A representante da Fenep pontua ainda que quem não conseguir se inscrever no Fies e for em busca de outras taxas de crédito estudantil pode ser ainda mais prejudicado, do ponto de vista financeiro. O Fies, até então, oferecia os menores juros para o setor: 3,4% ao ano. Para evitar este tipo de problema, a entidade tem negociado com instituições financeiras para tentar novas oportunidades de financiamento para os estudantes.
O porta-voz do Sinepe-PR, Paulo Cunha, também assinala que a diferença do Fies para outras formas de crédito estudantil é bastante grande. Em termos de crédito estudantil, explica ele, existem duas opções. A mais comum são as empresas privadas de financiamento estudantil, que oferecem crédito a partir de convênios firmados com as instituições de educação superior. Os juros cobrados nesses programas chegam a cerca de 20 a 25% ao ano, podendo variar de acordo com o contrato firmado com a universidade, diz Cunha.
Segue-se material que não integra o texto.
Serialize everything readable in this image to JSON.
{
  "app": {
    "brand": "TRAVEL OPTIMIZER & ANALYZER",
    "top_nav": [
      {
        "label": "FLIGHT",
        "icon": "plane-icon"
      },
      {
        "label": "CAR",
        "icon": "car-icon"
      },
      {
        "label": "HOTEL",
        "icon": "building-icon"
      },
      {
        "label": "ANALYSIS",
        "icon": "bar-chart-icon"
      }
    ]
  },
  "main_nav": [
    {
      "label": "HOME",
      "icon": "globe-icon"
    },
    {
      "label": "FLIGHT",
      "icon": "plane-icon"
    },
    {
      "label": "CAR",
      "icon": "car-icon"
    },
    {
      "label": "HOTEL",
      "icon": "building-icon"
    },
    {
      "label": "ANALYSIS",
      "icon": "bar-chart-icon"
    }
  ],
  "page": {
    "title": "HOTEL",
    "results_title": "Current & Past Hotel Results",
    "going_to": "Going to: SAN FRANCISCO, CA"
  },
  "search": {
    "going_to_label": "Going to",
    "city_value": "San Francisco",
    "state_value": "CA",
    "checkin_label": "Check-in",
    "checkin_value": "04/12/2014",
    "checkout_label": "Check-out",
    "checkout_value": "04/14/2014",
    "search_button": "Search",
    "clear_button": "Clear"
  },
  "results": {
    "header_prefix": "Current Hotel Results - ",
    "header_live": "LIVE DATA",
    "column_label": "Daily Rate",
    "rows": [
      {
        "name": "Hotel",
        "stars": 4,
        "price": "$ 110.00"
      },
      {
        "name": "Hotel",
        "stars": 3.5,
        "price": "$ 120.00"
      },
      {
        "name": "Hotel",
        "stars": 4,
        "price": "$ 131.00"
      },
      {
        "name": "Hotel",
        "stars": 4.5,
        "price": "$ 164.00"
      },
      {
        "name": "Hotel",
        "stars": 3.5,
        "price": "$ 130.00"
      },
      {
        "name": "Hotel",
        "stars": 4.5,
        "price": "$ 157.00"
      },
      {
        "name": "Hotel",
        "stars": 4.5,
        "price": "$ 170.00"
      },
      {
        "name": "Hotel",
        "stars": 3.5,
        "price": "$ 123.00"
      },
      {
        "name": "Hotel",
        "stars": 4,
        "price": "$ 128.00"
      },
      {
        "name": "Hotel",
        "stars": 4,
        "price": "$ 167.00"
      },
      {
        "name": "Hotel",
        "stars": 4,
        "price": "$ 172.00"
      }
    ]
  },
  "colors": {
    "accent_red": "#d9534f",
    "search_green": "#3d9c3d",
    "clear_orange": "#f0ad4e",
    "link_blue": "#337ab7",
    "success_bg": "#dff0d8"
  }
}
"Mas, nesse cenário atual, existem casos de instituições de ensino que estão subsidiando parte desse taxa de juros. A outra opção, mais rara, é de a própria instituição de ensino oferecer o crédito estudantil, cuja forma de reajuste é calculada de acordo com o reajuste das mensalidades", comenta o professor, ao salientar que, ainda assim, nenhuma dessas alternativas é tão vantajosa quanto o Fies.(A.L.)